La première représentation marcha bien. Mais avant qu’elle commençât, l’opinion de la presse était faite, écrite, composée en caractères d’imprimerie, et reposait sur le marbre.
La deuxième fut brillante. Elle se termina à minuit moins le quart. On avait coordonné les tableaux coupés trop brusquement. Les acteurs avaient eu le temps d’apprendre les enchaînements et les béquets.

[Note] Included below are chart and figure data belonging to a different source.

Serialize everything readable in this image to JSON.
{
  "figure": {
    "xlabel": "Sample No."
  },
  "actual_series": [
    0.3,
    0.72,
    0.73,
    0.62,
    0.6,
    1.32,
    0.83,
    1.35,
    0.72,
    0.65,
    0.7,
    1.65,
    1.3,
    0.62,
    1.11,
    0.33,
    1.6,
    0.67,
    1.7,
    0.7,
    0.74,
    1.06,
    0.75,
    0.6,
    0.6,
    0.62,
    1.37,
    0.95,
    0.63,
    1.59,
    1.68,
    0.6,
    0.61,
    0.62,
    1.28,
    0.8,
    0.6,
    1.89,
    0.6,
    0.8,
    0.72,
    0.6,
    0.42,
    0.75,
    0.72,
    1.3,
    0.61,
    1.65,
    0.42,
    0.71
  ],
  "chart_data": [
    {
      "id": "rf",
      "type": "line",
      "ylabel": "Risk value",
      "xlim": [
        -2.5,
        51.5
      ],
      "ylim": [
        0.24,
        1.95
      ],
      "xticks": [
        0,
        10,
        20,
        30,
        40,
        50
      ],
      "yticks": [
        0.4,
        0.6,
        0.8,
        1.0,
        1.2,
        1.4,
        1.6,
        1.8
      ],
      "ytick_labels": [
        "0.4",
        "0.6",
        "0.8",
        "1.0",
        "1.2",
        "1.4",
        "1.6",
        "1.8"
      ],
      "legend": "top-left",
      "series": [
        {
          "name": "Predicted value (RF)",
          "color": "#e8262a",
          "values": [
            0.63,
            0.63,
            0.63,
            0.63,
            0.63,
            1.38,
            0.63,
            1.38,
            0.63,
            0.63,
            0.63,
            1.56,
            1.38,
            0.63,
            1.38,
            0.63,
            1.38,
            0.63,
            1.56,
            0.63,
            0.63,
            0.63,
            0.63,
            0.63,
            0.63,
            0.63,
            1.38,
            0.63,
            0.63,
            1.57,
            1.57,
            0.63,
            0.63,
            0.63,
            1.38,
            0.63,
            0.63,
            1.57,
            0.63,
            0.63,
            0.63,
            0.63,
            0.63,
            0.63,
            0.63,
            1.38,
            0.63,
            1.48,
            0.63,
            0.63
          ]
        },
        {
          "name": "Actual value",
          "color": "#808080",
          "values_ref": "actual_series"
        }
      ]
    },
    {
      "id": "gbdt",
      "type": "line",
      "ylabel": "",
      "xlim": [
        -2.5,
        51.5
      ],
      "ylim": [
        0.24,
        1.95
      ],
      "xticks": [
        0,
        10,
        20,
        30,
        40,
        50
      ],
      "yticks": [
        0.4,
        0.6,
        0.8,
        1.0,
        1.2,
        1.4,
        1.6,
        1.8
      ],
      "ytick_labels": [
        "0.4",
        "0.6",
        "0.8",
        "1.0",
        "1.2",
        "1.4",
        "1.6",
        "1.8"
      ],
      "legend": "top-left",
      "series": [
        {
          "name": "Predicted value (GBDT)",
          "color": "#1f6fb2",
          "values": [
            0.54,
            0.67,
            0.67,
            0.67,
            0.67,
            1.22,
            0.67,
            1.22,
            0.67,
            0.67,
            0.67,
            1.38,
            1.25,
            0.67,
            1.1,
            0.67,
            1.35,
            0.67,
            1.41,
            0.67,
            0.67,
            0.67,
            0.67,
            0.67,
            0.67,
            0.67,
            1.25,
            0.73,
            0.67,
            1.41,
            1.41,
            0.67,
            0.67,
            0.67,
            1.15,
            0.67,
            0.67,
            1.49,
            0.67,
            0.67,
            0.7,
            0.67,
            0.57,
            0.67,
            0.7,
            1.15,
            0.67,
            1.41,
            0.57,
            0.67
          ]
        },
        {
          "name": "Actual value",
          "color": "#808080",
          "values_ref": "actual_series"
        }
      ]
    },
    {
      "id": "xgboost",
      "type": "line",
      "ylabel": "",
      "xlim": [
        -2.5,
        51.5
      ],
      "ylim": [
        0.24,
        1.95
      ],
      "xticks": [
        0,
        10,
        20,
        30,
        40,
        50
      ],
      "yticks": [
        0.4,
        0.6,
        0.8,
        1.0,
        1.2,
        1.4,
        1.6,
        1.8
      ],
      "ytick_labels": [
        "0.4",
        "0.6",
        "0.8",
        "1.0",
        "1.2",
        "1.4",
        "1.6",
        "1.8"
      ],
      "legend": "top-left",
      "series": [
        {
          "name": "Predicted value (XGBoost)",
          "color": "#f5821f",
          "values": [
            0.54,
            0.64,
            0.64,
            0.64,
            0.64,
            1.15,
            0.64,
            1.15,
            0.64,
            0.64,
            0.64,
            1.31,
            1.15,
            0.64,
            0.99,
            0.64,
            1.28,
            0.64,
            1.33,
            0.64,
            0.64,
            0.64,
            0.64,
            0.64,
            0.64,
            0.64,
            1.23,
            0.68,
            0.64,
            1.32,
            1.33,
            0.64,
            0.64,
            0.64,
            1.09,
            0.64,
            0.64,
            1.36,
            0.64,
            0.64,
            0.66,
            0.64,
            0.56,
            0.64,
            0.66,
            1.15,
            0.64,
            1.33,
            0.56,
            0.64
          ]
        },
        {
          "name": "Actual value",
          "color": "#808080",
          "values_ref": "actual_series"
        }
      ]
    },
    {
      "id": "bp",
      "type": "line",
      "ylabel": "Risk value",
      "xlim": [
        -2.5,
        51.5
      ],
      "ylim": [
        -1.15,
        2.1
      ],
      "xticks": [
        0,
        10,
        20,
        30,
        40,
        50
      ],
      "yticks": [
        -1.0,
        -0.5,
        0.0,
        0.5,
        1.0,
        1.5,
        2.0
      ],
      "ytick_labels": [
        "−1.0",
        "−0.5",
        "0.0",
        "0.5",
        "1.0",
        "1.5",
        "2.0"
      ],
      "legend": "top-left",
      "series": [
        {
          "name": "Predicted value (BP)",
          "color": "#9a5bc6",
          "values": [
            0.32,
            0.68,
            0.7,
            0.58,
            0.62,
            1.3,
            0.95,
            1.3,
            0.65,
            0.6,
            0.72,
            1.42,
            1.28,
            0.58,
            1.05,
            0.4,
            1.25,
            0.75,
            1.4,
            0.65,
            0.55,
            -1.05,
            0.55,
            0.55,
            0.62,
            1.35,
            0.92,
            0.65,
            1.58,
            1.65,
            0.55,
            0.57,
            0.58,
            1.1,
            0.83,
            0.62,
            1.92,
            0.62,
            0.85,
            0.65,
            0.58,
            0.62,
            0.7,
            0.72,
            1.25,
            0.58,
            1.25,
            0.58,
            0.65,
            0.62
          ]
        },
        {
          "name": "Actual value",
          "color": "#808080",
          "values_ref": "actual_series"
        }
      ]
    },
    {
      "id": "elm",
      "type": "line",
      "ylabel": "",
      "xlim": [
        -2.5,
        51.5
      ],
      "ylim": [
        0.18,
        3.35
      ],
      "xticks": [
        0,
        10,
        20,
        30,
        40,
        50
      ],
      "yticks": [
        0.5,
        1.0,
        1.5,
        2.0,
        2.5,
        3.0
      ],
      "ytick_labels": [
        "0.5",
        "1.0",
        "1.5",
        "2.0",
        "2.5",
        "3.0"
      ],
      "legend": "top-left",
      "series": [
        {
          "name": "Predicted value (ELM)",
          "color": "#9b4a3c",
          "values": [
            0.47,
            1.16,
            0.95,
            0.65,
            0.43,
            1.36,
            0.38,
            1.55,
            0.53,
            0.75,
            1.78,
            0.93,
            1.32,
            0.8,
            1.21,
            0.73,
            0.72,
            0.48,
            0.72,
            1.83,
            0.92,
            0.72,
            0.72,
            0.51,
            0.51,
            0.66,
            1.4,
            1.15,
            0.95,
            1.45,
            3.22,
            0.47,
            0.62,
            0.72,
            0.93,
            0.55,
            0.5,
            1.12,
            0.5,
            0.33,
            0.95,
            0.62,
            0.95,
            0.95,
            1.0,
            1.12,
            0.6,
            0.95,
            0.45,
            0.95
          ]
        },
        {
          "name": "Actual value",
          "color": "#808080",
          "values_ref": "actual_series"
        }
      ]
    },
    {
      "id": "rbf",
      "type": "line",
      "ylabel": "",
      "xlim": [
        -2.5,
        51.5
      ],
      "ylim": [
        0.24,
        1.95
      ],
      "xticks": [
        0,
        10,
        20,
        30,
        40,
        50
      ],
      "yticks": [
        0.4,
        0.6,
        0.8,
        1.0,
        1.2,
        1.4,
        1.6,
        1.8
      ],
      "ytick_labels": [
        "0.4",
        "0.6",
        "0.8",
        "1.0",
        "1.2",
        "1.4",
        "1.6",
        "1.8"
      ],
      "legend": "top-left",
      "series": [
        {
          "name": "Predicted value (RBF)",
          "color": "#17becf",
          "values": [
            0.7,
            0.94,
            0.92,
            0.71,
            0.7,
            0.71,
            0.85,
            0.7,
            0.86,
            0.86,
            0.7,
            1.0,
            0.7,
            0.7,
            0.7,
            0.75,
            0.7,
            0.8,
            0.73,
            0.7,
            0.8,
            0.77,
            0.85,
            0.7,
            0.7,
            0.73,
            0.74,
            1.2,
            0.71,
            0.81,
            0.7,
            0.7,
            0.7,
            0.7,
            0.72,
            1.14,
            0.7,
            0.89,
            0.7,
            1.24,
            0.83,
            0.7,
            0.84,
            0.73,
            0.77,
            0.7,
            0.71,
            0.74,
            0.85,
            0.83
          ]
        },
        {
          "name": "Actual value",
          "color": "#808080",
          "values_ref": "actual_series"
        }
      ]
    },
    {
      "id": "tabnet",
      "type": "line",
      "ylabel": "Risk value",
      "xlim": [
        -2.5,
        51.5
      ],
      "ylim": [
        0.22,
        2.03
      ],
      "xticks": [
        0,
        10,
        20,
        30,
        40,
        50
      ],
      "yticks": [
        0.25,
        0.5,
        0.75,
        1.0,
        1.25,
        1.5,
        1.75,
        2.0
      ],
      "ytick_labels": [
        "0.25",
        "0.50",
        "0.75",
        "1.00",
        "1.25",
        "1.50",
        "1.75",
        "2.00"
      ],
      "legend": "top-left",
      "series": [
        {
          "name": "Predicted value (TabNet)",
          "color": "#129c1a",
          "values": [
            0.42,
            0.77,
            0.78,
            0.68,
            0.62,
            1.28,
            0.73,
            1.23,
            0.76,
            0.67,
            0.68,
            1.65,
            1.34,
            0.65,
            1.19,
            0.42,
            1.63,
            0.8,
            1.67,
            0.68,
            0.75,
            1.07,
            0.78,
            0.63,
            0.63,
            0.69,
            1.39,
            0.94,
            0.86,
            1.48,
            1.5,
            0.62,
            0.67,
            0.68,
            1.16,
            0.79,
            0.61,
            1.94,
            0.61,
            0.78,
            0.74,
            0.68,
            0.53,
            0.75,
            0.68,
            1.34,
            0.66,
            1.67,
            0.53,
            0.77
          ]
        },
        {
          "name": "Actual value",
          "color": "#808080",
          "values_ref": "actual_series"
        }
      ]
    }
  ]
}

Mais qu’importe la deuxième représentation pour le destin d’une pièce. Cette pièce est déjà condamnée ou portée aux nues. C’est fini. Dans six semaines, — quand elle aura quitté l’affiche, — des coupures de journaux, venues de Yokohama ou des îles Fidji, reprocheront encore à l’auteur exaspéré d’avoir montré au début un personnage n’ayant que deux mots à dire et ne revenant plus ensuite, alors que ce personnage, couturier surpris par le lever du rideau le soir de la générale, avait eu la présence d’esprit de lancer à sa cliente une phrase quelconque, avant de disparaître d’une représentation dans laquelle il n’avait que faire.
Claircœur connut la torture de ces griefs ineptes. Et la torture mille fois plus atroce de se dire : « Avec deux jours de patience, en présentant ma pièce à la générale telle que le public l’a vue à la seconde, l’œuvre de ma vie, de ma douleur, de mon espérance, l’œuvre où coule mon sang, — où coulera pour toujours mon sang, — ne fût pas retombée sur mon cœur pour le broyer de sa chute. »
Timidement, elle objectait à Fagueyrat :
— « Je vous avais supplié de remettre. Nous n’avions pas une seule fois répété la pièce dans son ensemble, sans accroc, en calculant le temps des entr’actes. »
Il répondait :
— « Que voulez-vous, ma pauvre amie !… Je ne pouvais plus supporter de dépenser sans recueillir. Tous les frais d’éclairage, de machinistes, d’ouvreuses, et le reste, partaient du 12 octobre. J’ai voulu compter mes recettes à partir du 12 octobre. Une folie. J’ai jeté la pièce par terre pour quinze cents francs. Il faut me pardonner. Votre œuvre est si belle !… J’étais trop sûr de son triomphe, malgré tout ! Et je souffrais tant d’être votre débiteur ! Il y a des heures dans la vie, des heures de surmenage et de délire, où l’on ne voit plus clair. »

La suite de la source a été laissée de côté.